Di tengah derasnya arus digitalisasi dan maraknya perangkat pintar, embedded software kini berada di jantung sistem kritikal, dari kendaraan otonom hingga alat medis. Namun, ironisnya, perhatian terhadap aspek requirements engineering (RE) dan software maintenance (SM) dalam dunia embedded software justru masih sangat terbatas. Artikel Fariha et al. (2024) membongkar fakta ini secara sistematis dan tajam, mengungkapkan bahwa kita masih jauh dari kesiapan menghadapi kompleksitas embedded systems secara holistik.
Saya melihat artikel ini bukan hanya sebagai kajian literatur, tetapi sebagai seruan perubahan paradigma. Embedded software bukan lagi proyek sekali rilis. Ia adalah sistem hidup yang harus beradaptasi, aman, dan tahan lama. Dan semua itu hanya bisa dicapai dengan memperkuat dua pilar yang selama ini rapuh: requirements engineering dan maintenance strategy.
RE dan Maintenance Bukan Tambahan, Tapi Fondasi
Fariha et al. menunjukkan bahwa sebagian besar studi embedded software masih fokus pada fase pengembangan awal, terutama testing sebelum deployment. Namun, mereka menemukan hampir tidak ada penelitian yang membahas "maintenance requirements" secara eksplisit. Ini adalah alarm keras.

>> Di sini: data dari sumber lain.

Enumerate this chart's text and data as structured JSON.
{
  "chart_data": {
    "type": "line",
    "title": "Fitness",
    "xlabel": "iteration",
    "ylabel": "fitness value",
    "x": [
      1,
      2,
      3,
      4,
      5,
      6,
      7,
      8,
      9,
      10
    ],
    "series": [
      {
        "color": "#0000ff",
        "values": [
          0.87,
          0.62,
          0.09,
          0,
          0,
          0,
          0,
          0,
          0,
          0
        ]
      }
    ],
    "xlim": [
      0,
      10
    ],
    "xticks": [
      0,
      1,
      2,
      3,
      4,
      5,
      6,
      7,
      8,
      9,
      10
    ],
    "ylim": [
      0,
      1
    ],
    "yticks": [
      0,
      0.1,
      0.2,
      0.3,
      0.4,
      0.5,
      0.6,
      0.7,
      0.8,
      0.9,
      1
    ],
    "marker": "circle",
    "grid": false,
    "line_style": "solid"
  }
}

Kita hidup di zaman di mana perangkat embedded tidak bisa lagi dianggap statis. Firmware perlu diperbarui, sensor berubah, interkoneksi bertambah, dan ancaman keamanan berkembang. Jika proses requirements elicitation dan traceability tidak menyertakan kebutuhan pemeliharaan sejak awal, maka kita sedang menanam bom waktu.
Testing Mendominasi, Tapi Monitoring Masih Terpinggirkan
Studi ini juga menemukan bahwa lebih dari 50% publikasi maintenance berfokus pada testing, baik test case generation, automation, maupun model-based testing. Namun, hanya sedikit yang menyentuh aspek monitoring run-time, bug repair, atau predictive maintenance. Padahal, dalam dunia embedded, kesalahan kecil bisa berarti kegagalan fatal.
Contohnya? Kasus Therac-25 atau Boeing 737 MAX yang diangkat dalam artikel ini adalah bukti nyata bahwa kesalahan embedded software bisa berdampak pada nyawa manusia. Maka seharusnya fokus kita tidak lagi berhenti di testing, tetapi lanjut ke real-time observability dan deteksi dini gangguan.
AI/ML: Harapan Besar, Realisasi Kecil
Banyak yang percaya bahwa kecerdasan buatan adalah jawaban untuk tantangan software modern. Namun, artikel ini memperlihatkan kenyataan pahit: adopsi AI/ML dalam RE dan SM embedded software masih sangat minim.
Dari 79 studi utama yang ditinjau, hanya segelintir yang menggunakan AI/ML, dan sebagian besar masih terbatas pada task seperti test case prioritization atau klasifikasi. Belum ada yang benar-benar menyentuh area seperti bug detection otomatis, traceability dinamis, atau runtime anomaly detection berbasis deep learning.